What’s especially surprising about these numbers is that we know health insurance premiums have risen substantially during this same time frame. So the decrease in spending has to mainly be the result of people not seeking medical care as much as they used to—which has the obvious potential for disaster.

FINALLY! Consumers have wised up and stopped buying crap. There’s an argument to be made that not only are consumers smarter and more well-informed today, but that the “New Normal” of careful, prudent spending represents a genuine, permanent shift in behavior. Or so indicates the data collected by the organizers of National Coupon Month, who rounded up stats like:

51% of consumers indicate they will consider each purchase more carefully over the next five years.

And:

97% of consumers want to know the cost of the item before buying.

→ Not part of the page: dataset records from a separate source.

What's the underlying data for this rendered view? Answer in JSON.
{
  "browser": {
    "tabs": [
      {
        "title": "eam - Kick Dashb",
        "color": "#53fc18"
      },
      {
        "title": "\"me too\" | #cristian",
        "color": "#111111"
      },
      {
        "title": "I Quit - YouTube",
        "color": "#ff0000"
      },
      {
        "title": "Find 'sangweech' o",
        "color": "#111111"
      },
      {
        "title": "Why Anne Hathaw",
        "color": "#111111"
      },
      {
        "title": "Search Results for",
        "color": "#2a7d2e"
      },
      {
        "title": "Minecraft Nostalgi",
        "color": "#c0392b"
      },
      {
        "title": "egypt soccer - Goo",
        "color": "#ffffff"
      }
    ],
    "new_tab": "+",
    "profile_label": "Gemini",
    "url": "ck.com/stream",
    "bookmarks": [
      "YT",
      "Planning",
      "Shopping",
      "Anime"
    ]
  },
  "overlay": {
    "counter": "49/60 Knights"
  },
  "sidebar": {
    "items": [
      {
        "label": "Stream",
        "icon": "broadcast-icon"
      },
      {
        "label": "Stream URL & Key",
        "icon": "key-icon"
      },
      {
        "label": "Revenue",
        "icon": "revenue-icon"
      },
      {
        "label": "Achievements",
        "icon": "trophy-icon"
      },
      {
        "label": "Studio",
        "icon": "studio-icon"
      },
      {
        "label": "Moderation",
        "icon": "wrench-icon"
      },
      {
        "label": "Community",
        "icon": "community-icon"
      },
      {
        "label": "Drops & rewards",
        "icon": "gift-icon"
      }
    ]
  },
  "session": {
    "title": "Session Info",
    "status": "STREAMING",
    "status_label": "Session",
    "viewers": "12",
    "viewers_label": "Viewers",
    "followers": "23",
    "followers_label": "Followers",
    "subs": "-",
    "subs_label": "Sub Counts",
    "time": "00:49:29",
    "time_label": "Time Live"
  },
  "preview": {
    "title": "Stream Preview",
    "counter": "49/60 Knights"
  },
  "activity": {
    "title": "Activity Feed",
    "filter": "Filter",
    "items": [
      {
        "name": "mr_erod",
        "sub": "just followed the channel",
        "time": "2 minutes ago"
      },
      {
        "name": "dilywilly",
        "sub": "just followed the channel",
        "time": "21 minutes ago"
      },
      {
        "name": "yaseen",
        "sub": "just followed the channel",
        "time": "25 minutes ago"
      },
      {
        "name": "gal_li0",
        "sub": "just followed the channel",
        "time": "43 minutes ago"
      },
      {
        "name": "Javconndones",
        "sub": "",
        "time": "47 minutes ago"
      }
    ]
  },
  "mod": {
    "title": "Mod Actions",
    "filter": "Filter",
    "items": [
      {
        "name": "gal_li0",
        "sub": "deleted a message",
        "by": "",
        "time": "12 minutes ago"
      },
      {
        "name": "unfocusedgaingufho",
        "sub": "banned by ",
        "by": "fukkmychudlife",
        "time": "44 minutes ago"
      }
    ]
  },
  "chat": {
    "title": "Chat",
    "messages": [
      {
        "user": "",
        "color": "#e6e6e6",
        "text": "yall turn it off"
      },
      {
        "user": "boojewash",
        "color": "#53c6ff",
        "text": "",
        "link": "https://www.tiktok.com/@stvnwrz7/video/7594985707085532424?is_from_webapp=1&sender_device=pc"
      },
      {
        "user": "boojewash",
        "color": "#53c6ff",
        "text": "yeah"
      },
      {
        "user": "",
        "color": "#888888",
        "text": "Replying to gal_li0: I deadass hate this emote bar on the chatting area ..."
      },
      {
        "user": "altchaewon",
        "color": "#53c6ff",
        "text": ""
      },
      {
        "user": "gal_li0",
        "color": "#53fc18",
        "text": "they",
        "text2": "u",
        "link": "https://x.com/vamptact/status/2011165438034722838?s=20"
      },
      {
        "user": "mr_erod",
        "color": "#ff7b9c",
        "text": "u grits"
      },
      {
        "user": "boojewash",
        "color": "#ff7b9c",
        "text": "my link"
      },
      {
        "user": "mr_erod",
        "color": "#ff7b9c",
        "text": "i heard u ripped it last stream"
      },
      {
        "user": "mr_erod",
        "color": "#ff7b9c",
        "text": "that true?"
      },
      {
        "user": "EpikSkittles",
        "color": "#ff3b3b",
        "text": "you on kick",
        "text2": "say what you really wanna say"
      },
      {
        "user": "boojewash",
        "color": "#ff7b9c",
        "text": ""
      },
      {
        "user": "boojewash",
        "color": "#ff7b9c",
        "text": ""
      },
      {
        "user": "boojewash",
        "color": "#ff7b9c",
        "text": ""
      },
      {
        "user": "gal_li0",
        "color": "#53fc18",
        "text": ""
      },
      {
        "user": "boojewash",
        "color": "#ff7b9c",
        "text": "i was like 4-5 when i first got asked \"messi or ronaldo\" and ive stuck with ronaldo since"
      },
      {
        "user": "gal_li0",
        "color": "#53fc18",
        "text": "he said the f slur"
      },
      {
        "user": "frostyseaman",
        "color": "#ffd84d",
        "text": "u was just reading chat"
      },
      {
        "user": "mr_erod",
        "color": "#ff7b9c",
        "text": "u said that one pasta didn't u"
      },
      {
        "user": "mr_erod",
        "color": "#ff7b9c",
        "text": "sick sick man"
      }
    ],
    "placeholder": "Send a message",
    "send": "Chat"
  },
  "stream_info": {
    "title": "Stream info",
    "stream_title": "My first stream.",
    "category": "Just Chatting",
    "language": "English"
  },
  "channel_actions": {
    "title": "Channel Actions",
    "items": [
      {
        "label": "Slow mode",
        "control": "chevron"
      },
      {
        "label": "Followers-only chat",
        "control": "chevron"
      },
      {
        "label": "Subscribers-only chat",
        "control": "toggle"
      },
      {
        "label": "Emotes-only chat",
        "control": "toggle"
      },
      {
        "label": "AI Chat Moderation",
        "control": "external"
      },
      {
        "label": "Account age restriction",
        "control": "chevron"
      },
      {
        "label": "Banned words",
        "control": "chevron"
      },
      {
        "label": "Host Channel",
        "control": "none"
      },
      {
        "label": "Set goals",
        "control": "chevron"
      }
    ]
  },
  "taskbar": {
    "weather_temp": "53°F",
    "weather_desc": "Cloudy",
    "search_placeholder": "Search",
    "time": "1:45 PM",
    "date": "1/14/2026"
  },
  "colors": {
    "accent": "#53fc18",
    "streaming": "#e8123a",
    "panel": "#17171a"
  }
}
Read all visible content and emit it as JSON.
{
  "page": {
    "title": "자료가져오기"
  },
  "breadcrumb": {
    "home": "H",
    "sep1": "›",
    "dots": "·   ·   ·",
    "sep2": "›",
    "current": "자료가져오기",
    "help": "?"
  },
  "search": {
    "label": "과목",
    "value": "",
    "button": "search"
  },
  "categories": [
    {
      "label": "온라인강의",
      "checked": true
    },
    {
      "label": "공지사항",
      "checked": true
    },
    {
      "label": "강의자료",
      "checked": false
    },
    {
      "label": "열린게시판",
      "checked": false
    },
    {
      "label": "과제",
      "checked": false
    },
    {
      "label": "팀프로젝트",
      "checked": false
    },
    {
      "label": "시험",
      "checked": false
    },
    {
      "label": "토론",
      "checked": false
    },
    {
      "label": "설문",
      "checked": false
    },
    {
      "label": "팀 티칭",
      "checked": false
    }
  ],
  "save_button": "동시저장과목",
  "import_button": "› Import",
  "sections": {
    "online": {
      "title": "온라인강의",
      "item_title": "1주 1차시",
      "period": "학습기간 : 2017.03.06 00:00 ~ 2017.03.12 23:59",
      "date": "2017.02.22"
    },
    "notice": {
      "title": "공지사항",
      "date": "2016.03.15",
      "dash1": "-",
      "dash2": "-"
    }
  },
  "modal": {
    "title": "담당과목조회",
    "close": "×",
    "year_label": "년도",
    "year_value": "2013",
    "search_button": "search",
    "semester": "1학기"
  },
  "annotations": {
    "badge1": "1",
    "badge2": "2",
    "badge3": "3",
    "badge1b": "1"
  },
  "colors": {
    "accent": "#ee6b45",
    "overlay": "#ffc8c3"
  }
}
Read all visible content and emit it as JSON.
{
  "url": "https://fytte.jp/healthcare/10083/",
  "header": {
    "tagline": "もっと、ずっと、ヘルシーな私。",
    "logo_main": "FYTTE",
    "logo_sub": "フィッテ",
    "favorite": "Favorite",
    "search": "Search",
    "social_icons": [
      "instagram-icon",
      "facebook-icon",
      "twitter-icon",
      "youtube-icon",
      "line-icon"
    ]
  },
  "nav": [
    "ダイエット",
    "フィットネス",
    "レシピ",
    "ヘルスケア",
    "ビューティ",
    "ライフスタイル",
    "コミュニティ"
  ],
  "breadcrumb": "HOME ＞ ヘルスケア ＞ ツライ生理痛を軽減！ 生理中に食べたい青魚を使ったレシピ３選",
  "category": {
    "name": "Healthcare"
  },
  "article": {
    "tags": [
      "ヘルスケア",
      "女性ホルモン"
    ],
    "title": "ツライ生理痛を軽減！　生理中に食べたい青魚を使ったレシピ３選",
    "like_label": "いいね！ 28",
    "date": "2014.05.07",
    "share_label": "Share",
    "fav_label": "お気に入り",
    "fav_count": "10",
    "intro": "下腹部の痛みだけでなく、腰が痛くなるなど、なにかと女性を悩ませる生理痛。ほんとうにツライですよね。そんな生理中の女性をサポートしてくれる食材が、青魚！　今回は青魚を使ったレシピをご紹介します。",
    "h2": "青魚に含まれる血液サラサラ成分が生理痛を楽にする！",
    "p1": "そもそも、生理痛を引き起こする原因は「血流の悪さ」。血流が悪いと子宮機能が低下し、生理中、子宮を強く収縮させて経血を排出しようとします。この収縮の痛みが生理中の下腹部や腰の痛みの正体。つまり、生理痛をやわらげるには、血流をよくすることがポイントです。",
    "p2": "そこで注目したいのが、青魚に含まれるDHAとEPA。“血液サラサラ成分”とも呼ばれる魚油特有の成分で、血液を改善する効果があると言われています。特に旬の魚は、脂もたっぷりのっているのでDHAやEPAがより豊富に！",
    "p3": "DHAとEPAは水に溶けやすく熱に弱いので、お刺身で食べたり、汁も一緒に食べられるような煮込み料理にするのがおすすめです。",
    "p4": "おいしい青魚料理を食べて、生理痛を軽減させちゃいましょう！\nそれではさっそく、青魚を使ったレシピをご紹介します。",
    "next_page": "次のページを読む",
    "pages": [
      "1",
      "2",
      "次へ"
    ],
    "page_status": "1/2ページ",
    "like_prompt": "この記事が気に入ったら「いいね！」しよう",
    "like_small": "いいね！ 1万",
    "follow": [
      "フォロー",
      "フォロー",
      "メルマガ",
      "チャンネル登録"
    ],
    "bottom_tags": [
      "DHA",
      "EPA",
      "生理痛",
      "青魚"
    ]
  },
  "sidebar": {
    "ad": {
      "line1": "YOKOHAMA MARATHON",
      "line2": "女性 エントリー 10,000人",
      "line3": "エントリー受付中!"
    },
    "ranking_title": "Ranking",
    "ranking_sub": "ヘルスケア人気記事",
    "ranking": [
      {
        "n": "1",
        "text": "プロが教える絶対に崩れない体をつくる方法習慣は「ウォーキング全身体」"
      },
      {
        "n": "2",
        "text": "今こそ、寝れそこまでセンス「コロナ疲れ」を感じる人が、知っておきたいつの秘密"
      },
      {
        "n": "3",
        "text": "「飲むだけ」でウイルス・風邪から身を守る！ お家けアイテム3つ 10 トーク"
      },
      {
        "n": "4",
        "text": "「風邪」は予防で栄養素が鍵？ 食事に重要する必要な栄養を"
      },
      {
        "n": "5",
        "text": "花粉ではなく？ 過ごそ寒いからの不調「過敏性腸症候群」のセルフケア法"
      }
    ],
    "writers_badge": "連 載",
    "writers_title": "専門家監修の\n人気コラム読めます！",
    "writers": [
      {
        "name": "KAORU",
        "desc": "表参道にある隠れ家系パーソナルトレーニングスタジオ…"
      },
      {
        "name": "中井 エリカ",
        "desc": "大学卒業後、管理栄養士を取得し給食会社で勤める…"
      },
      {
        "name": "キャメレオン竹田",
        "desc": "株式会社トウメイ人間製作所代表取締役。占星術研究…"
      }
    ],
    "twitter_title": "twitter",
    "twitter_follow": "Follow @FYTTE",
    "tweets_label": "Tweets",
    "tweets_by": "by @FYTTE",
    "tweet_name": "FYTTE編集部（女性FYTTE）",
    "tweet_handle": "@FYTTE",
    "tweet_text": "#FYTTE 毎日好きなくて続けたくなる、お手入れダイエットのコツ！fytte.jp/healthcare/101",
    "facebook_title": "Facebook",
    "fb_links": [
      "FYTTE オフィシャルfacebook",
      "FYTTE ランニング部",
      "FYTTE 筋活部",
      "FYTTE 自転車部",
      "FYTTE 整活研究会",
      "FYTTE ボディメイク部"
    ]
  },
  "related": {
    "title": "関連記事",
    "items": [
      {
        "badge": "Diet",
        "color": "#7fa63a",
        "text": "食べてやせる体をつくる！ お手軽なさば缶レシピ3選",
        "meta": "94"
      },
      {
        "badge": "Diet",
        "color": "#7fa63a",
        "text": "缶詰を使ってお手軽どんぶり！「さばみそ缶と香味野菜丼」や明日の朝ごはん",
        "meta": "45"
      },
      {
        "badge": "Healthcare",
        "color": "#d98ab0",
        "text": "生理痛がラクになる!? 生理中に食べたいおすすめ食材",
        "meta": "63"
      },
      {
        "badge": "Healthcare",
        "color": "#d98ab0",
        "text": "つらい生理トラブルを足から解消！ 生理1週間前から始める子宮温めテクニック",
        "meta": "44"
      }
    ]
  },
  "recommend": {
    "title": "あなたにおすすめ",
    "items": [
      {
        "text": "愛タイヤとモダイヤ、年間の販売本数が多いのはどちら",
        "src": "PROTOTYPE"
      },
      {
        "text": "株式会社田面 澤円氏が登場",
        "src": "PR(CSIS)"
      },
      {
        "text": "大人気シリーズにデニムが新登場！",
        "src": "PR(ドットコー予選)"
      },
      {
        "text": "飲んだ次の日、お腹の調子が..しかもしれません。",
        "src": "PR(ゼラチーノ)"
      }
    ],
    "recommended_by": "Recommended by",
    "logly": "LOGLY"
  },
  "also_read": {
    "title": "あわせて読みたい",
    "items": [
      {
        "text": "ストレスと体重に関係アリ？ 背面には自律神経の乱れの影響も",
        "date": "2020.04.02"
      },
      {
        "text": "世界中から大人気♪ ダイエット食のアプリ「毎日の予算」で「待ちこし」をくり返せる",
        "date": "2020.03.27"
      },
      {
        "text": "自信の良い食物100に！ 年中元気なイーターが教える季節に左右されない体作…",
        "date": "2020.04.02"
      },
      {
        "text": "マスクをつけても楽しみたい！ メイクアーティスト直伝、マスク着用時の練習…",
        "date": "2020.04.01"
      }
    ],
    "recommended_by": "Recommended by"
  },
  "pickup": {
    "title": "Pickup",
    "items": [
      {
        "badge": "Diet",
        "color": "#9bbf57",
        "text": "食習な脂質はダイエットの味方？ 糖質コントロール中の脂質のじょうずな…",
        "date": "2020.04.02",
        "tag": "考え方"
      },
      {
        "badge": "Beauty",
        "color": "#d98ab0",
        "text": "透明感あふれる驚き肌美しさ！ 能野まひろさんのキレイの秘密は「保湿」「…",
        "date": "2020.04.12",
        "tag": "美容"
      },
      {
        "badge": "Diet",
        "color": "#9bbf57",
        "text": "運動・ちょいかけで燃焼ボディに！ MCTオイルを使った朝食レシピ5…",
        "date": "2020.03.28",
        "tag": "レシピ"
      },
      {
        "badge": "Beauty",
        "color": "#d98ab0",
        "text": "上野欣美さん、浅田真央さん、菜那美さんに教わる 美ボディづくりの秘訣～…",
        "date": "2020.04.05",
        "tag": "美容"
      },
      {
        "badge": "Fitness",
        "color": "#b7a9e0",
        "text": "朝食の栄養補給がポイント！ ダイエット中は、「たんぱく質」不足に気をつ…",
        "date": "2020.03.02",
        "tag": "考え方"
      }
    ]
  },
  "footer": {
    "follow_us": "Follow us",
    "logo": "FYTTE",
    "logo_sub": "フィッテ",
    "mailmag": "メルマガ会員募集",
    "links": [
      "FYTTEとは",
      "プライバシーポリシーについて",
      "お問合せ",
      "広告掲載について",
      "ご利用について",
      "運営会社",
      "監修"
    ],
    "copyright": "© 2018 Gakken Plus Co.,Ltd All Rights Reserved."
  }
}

What I want to know is what the other 3% are thinking (and also: where their money comes from).

FINALLY! Gen Y has realized the importance of an actual work ethic. In light of huge layoffs and mass job uncertainty, the coddled millennials have become aware that success—and having a job period, for that matter—is not something you’re entitled to, but something that requires discipline, hard work, and even (occasionally) doing stuff the boss tells you to do. As the LA Times reports:

Stunned by a barrage of pink slips instead of promotions, Generation Y — people ages 18 to 30 — has swallowed a piece of humble pie. Those who still have jobs are adopting new workplace attitudes and making themselves more valuable.

In many cases over the past couple of years, members of Gen Y were junior-level employees at companies and the first to be let go during waves of layoffs:

In June — the latest figures available for making this comparison — the unemployment rate was 9.5% for the nation overall. For Gen Y it was 15.3%. Because of these stark numbers, many younger workers realize that they can’t make demands for raises, promotions, time off, training and the hottest technologies during a recession.

And FINALLY, let’s hope this ongoing period of low employment, lean workforces, and general uneasiness in the job market not only makes employees appreciate their salaries—but makes employers appreciate the value of good workers.